Терентий Михайлович погрозил мохнатым кулачищем.
— Перетопил бы всех манз! В порту бы перетопил! На пушечный выстрел к границе не подпустил бы. Этакую заразу внесли. Словно мстят, поганцы, что к ним пришли, на их земле поселились. Настоящая зараза-с! С каждым годом число этих самых куряк растёт и растёт! «Скучно здесь, тоска берёт, тошно». Скучно — водку пей. Тошно — водку пей. Кури табак. А не опий! Посылают прислугу. Куда? Стыдно сказать! На китайский базар, в самые что ни на есть грязные китайские курильни опий покупать. Вот этого скота видели, «убивца-то», Сеньку? Сенька и бегает, подлец. Говорил каторжнику: «Не смей барину опий таскать. Окажу протекцию, — опять на Сахалин отправят. Сгниёшь!» — «Помилте, — говорит, — ваше высокоблагородие, как же я могу их высокоблагородия да ослушаться? Они меня побьют!» Тоже и народ здесь видишь! Тьфу! Поневоле зачертишь! Ведь вот Сенька скотина! Этакую тварь постоянно перед глазами видеть. Думаете, легко? Да ведь от лицезренья одного этакого мерзавца пулю себе в лоб пустишь. Жизнь у скотины на две половины разделилась: первая — сам убивал, вторая — боится, что его всякий бить будет. Тьфу! Мерзость! Подлость! Гадость! Скверный край, что говорить. Ну, и пей, потому что край скверный! Но курить! Курить! Этакий человек, как Василий Петрович!..
Терентий Михайлович круто оборвал, свирепо на меня посмотрев:
— Водки вы хотите? Адмиральский час!
— Водка водкой. Но скажите, Терентий Михайлович, неужели же нельзя спасти, действительно, такого человека, как Василий Петрович?
— От опия? Плюньте! От опия не спасают!
Но мне не хотелось сдаваться.
— А если есть средство спасти Василия Петровича?
Терентий Михайлович посмотрел прямо, бешено и крикнул:
— Нет!!! Пари хотите?!
V
править— У Вас есть письма до востребования такому-то? — спрашивал я во владивостокской почтовой конторе у господина, изукрашенного кантами где только можно.
— Накопилось-с!
— Вы ведь знаете его адрес?
— Ещё бы-с. Им каждый месяц из Петербурга по триста рублей телеграфом высылают-с.
— Благодарю вас за эти подробности! Не можете ли послать адресованные ему письма «до востребования» по его адресу?
— Гм!
Господин, изукрашенный жёлтыми кантами где только можно, взялся за затылок. Словно собирался его ломать над заданной задачей.

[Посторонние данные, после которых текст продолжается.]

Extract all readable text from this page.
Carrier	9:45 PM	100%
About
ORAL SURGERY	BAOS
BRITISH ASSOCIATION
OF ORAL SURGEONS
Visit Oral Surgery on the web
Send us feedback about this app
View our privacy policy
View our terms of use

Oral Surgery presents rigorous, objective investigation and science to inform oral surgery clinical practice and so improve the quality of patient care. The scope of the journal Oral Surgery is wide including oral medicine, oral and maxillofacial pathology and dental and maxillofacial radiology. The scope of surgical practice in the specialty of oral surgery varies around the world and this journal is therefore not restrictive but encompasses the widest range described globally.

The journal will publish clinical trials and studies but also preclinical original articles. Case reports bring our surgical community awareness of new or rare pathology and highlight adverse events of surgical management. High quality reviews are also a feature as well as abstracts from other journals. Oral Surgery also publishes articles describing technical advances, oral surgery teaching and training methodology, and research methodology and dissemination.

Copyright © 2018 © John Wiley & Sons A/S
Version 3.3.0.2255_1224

— Строго-то говоря, оно, пожалуй, вряд ли можно. Но…
Письма были посланы.
Прошло два дня.
Я получил через контору Добровольного флота телеграмму из Петербурга.
Телеграмма была от Надежды Викторовны:
«Прочла в газетах о приходе вашего парохода во Владивосток. Ради Бога, немедля отвечайте: что? Схожу с ума от неизвестности. Передайте ему мой сердечный, горячий привет, полный любви».
Я отправился к Василию Петровичу.
Белобрысый парень на этот раз с особенно перепуганным видом отворил мне дверь:
— Так что пожалуйте!
В комнате было всё так же. Только на столике, на тахте лежала масса распечатанных писем.
Василий Петрович поднялся навстречу мне куда свежее, бодрее.
Он улыбался дружеской, весёлой, мне показалось, молодой улыбкой.
В пожатии его сухой руки почувствовалась всё-таки маленькая сила.
— А я вас так ждал!
— Простите, дела. Сегодня я получил телеграмму от Надежды Викторовны.
— Да? Что она пишет? Что?
Я передал ему телеграмму.
Василий Петрович живо перечитал её несколько раз и смотрел на неё добрым, мягким, нежным взглядом.
— Милый, милый друг…
Он подал мне телеграмму и улыбнулся:
— Я чуть-чуть не поцеловал этой телеграммы. Какая неожиданная почесть для телеграфиста, который её писал! Я не сообразил сгоряча, что писал-то телеграфист, не она! Я тускло, вяло, туманно, с трудом соображаю. Часто, чтоб понять самые простые вещи, мне приходится делать неимоверные усилия, от которых я устаю. Мой мозг в каком-то оцепенении; чтоб заставить его чуть-чуть шевельнуться, мне словно приходится поворачивать машину, которая стала. Стала и даже заржавела. У меня пот на лбу выступает от усилия!.. Последствия… Вы знаете, конечно, о моей «дурости», как называет Терентий Михайлович. Вы, кажется, с ним у меня были?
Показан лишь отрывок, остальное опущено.